Japanese mobile messaging app Line has turned to keyboard apps as it looks to grow its presence in the U.S. and other parts of the world outside of Asia.
The company, which counts 205 million monthly active users, today introduced Emoji Keyboard, an iOS app that brings more than 3,000 different stickers and emoji right into your keyboard. There’s no word at this point on when it will come to Android. Interestingly — and this is telling of Line’s strategy — the app is available worldwide with the exception of three countries: Japan, Taiwan and Thailand — three markets that account for over half of Line’s active user base.
So the aim is pretty clear, provide a service that can bring new users into Line’s messaging and app ecosystem — which includes photo apps, utilities apps, games and more — independently of its chat service.
This isn’t a new strategy for the company — earlier this month it introduced a group calling app that lets up to 200 users chat at once — but a sticker and emoji keyboard has a decent change of drawing an audience in markets like the U.S. and Europe, where Line’s messaging service has failed to make a dent.
We’ve already seen a number of sticker-based apps and services rises up — just last month Fleksy integrated Imoji’s sticker sets into its popular iOS and Android keyboard apps — and it’s becoming an interesting space, particularly in the U.S.. That’s because a number of different messaging apps have won out Stateside — Snapchat, Facebook Messenger and Kik, for example — while Apple’s large marketshare (around 50 percent, compared to minority shares in Asia) has meant iMessage remains a popular way to communicate.
That fragmented U.S. messaging market makes it tough for an outsider to develop a sizable audience for a new app, particularly given that most U.S. residents still use SMS. A keyboard app, on the other hand, is present across all messaging apps and services. That makes it an interesting medium to gain prominence (and take up precious real estate) inside a user’s device and their daily activity.

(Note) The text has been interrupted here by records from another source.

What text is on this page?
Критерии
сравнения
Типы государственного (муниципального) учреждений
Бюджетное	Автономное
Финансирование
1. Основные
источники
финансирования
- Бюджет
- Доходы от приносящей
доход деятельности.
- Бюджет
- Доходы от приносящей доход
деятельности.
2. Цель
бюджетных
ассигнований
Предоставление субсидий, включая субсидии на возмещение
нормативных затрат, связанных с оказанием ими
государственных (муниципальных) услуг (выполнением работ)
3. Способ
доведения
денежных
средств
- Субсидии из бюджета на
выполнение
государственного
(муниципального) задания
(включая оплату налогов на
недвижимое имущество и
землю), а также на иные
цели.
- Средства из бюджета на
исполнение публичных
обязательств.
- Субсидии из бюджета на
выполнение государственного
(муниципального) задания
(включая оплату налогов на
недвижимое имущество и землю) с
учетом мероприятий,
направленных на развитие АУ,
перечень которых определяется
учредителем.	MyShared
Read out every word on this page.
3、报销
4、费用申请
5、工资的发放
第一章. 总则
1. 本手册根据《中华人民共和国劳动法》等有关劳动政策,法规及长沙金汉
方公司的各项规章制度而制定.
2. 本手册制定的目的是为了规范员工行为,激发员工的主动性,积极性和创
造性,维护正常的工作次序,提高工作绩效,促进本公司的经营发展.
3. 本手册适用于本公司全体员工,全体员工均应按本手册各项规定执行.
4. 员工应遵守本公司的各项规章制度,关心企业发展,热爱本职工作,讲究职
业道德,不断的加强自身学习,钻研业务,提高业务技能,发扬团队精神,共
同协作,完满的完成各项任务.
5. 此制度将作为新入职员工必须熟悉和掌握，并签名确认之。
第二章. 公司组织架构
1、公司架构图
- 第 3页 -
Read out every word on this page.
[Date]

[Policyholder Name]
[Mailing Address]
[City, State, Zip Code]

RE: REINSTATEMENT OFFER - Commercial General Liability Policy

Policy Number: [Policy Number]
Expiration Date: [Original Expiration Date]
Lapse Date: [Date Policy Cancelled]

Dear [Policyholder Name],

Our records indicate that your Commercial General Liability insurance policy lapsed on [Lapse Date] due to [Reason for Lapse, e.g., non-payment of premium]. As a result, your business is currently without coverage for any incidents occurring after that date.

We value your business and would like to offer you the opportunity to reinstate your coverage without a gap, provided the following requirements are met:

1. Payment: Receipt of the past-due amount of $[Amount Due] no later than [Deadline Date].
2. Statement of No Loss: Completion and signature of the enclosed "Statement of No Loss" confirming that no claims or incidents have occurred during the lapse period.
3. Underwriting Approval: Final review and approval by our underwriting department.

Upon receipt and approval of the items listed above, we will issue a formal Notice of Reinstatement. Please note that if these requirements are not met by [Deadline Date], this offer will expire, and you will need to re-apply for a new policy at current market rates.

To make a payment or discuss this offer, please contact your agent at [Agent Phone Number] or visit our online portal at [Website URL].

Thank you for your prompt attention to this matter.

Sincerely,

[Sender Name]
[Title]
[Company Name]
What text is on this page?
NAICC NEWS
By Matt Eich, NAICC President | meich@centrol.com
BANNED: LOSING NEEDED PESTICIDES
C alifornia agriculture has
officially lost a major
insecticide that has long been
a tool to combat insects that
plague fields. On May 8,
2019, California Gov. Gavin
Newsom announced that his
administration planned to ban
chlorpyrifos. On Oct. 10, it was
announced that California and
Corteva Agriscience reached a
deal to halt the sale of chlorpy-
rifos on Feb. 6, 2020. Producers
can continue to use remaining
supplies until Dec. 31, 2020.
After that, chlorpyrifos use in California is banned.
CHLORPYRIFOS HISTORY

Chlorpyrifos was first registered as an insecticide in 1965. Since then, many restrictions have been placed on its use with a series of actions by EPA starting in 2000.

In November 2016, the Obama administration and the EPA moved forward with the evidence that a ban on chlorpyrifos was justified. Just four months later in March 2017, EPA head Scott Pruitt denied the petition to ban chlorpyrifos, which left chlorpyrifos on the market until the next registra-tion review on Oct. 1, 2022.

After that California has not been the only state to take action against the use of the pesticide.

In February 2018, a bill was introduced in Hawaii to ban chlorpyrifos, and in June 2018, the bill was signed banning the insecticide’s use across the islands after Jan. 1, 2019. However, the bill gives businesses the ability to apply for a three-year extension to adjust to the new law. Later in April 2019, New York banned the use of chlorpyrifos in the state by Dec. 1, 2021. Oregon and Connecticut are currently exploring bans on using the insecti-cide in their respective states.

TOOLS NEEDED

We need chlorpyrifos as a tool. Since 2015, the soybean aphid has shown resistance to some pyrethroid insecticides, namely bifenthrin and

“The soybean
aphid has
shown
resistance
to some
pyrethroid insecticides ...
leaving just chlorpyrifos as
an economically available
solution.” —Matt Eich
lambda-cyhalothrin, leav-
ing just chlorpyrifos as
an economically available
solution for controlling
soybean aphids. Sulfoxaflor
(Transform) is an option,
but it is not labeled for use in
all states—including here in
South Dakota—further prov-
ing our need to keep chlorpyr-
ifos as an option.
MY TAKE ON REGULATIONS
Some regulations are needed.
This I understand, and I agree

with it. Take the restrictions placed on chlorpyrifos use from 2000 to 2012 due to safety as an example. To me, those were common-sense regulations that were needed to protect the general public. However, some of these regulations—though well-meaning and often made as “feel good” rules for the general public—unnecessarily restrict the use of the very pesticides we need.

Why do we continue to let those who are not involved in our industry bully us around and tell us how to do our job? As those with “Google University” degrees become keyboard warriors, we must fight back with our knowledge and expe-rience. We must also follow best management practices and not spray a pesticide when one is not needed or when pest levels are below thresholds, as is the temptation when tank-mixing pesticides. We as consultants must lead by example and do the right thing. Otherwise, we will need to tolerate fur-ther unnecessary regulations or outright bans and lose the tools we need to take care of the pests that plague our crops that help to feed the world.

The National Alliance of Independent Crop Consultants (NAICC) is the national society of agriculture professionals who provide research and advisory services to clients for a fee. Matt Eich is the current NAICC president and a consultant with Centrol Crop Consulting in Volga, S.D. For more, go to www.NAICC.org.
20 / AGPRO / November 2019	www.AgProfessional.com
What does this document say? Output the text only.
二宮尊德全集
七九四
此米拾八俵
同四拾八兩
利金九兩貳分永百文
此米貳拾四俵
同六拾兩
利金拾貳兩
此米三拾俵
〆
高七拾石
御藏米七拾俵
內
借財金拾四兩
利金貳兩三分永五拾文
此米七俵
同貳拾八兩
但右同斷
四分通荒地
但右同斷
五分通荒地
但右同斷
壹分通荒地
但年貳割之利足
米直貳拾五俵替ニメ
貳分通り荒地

Line’s keyboard app initially includes free stickers only, but users can add paid ones if they download the main Line app and buy them from the store. (Line was making $10 million per month from stickers back in 2013, so you can bet that figure has increased, but it is still only a fraction of the revenue it draws from games and other items.)
As for the app itself. It works just like Imoji and other sticker rivals. Most services in your phone, such as iMessage, will require you to copy and paste each sticker into a message bubble. So it’s less convenient than Line’s own app — which include an amazing feature that selects stickers as you type — but, if you’re not in a Line country, then you’re more likely to download a cute keyboard app than a chat app that none of your friends use.
If there’s one catch to this app, and other third-party keyboards, it’s the rather worrying message that pops up once you grant full access to the keyboard. That’s a necessary part of the process if you want a fancy keyboard, but in this day and age I wonder how wary people will trust third parties with their data in exchange for a few flashy, smiley faces?